Whereas the Foro Italico is by and large a design success—thousands come to use its sporting facilities—the Piazza Augusto Imperatore has proved both an aesthetic and urbanistic failure. At its core stands the mausoleum of Emperor Augustus, now desolate and closed to the public. Mussolini had envisioned the circular tomb as his own final resting place, and in planning the piazza he had hoped to draw parallels between the Augustan Age and his own epoch. Now pedestrians regularly shun the square.

In 1937 Mussolini ordered the Ara Pacis moved from another site in Rome. Reliefs on the altar's side portray the emperor Augustus and his children, while Fascist iconography around the piazza echoes this glorification of family, fecundity, and agrarian life. Mussolini also tapped into the martial aspect of the Augustan Age; another set of friezes on the square depicts Roman armaments alongside more modern gear like gas masks and pistols. The bellicose imagery and the Fascist architectural ensemble of drab stone and red brick add up to a decidedly inhospitable public space.

Meier's elegant solution could go some way toward improving the awkward site. He sees the museum, due to open in 2002, as a foretaste of further changes. In his view, the piazza's remaining Fascist-era buildings are not worth preserving. "It's great to have a city frozen in time," Meier says, "but to keep it viable some aspect has to move it along."

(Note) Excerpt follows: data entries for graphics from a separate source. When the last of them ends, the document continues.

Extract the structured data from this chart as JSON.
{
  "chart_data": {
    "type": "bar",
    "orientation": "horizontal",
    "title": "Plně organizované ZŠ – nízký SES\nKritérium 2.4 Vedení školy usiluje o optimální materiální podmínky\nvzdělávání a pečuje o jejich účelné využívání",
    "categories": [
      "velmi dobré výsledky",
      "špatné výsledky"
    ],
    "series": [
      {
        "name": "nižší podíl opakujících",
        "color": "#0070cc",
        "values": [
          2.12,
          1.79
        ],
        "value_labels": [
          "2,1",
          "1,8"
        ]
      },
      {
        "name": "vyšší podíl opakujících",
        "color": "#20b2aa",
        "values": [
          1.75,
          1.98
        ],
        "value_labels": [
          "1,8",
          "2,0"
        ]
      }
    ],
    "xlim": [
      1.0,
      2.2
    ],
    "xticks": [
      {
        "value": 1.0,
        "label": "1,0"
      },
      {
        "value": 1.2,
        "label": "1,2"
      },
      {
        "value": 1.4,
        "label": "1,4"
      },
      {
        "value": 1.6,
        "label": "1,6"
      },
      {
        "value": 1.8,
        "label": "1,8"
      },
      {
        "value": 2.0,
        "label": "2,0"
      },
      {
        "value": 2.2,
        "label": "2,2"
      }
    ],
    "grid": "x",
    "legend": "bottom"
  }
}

Next year, an international architectural competition is expected to be held to enliven the square. Several prominent architects have already come up with proposals for the site. In the meantime, the controversies may lead to a more nuanced understanding of Rome's Fascist architectural legacy and the circumstances that created it. "With the increasing distance between us and Fascism, this architecture has become part of our heritage," says architectural historian Giorgio Ciucci. "Rather than dividing ourselves into pro- or anti-Mussolini, today it's more useful for us to understand that we have a history of light and shadow."